How to avoid mistakes when investing in real estate?

How to avoid mistakes when investing in real estate?
  • How to avoid common mistakes in investing: tips from Ekaterina Kotlyarova
  • How to choose the right strategy for successful real estate investments?
  • How to avoid being deceived when investing in real estate?
  • What challenges do investors face when purchasing real estate in Europe?
  • How to avoid financial losses when investing in real estate?
  • How to avoid mistakes when investing in real estate abroad?

What are investments?

What are investments in a general sense and how do they function? Why is keeping money under the mattress a less profitable solution compared to investing in various assets? This exciting yet complex term raises many questions and can evoke fears in the uninitiated. To clarify these topics, we turned to an investment expert — Ekaterina Kotlyarova, who is ready to share recommendations to help avoid common mistakes and pitfalls in the investment process.

Who is Ekaterina Kotlyarova?

Ekaterina Kotlyarova is the director of the international real estate investment agency "VIP Realty Club" and also leads a community of Russian-speaking professionals working in more than 18 countries around the world. In her opinion, Europe is currently experiencing a "seller's market," which creates significant challenges for those looking to invest.

Why is it so difficult to implement investment mechanisms?

Why is it so difficult to implement investment mechanisms in the post-Soviet space? The answer to this question is multi-layered and complex. One of the main reasons is the fears and disappointments arising from a lack of information among potential investors. While there may be a need for specific educational courses on financial literacy in the future, today it is worth discussing in more detail the main fears and frustrations related to investments, as well as considering strategies that help minimize common mistakes when investing in real estate.

What do they represent?

What exactly are investments?
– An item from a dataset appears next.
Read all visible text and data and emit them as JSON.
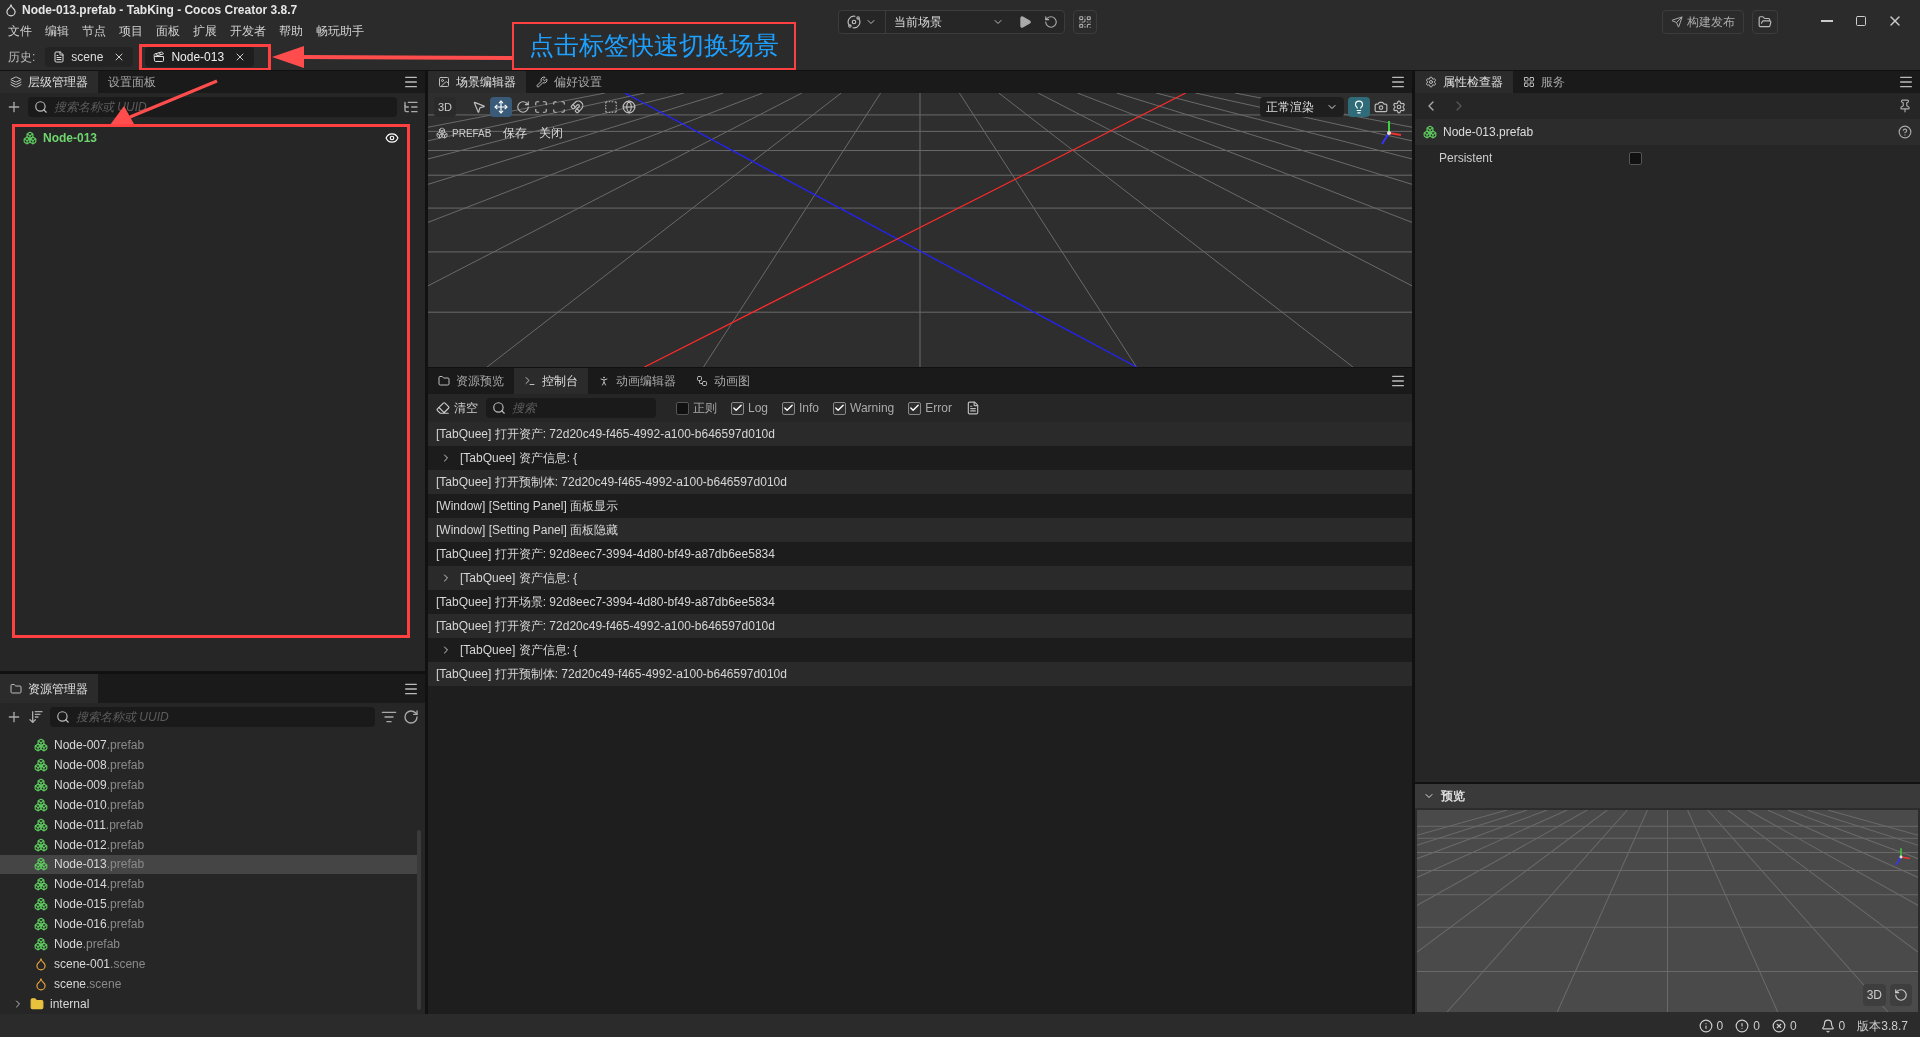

In a broad sense, investments are the process of allocating capital with the aim of generating either passive or active income on a regular basis. There are many ways to invest capital, but in this case, we will focus on investments in the real estate sector.

Key rules for investors

The key rule for every investor:“Be careful”Currently, in the real estate market of several European countries, the principles of a "seller's market" are in effect. This means that sellers set the tone, making investors' actions particularly cautious and requiring a high level of attention. However, there are also segments where prices can drop by up to 40%, and such markets may be interesting for investments.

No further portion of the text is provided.